Trackback from Dare Obasanjo aka Carnage4Life

at

More on XML Patch formats

With regards to comments here and here… Joe suggested the possibility of using a serialized form of simplified sax-like events, then using a standard diff to compare two different serialized streams. He’s kicking around his own prototype, but I...

Excerpt from snellspace.com at

PATCH motivating examples

Sam Ruby : Spend some time up front specifying the behaviors that you want to address.  In the case of Atom, adding an entry, deleting an entry, adding a category to an entry, fixing a typo in the content are examples of common scenarios.  Feel...

Excerpt from BitWorking | Joe Gregorio at

Having read matching diffing and merging xml I can see it’s a hard problem.  If you go for a pure XML diff, then you are going to need to sort the ordering problem, perhaps via a schema specific pre-process step.

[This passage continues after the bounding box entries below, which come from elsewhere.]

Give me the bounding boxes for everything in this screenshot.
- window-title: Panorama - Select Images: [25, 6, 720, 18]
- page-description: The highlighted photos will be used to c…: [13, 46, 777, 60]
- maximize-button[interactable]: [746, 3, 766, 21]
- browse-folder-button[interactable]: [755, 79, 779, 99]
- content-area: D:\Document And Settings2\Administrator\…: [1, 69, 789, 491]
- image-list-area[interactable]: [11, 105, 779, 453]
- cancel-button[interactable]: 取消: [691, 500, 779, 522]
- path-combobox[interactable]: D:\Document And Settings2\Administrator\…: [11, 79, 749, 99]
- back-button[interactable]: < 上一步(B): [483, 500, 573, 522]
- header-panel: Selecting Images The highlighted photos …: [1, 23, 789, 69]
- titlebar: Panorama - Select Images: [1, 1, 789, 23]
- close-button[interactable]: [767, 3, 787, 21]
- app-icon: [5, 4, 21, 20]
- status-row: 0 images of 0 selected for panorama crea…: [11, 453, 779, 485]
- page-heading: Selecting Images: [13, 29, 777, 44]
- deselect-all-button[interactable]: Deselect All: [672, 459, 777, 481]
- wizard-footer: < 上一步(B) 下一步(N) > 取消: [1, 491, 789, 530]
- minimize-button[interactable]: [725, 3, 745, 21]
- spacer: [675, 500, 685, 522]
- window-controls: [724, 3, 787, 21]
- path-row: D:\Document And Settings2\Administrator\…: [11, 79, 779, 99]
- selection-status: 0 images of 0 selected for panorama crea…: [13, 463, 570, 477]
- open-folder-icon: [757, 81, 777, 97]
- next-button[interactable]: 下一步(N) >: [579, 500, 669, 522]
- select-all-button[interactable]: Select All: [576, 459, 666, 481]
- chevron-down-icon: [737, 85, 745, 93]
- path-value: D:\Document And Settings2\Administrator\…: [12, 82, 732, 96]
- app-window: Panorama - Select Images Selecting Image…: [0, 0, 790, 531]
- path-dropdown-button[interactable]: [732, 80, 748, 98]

If you go for pre-processing (like ordering the elements, then putting each on it’s own line), then using gnu diff, you’ll hit another problem.  The ordering of attributes in XML is explicitly unordered.  In some libraries serialising the same document to disk several times will result in a different attribute order, which of course will fox gnu diff.

XML Dig Sig gets around this by using XML Cannonicalisation to specify an unabigous order for attributes.  The problem is that even once you’ve done the cannonicalisation, you’ve lost it once you write to disk.

This suggests that a non-XML approach has merit.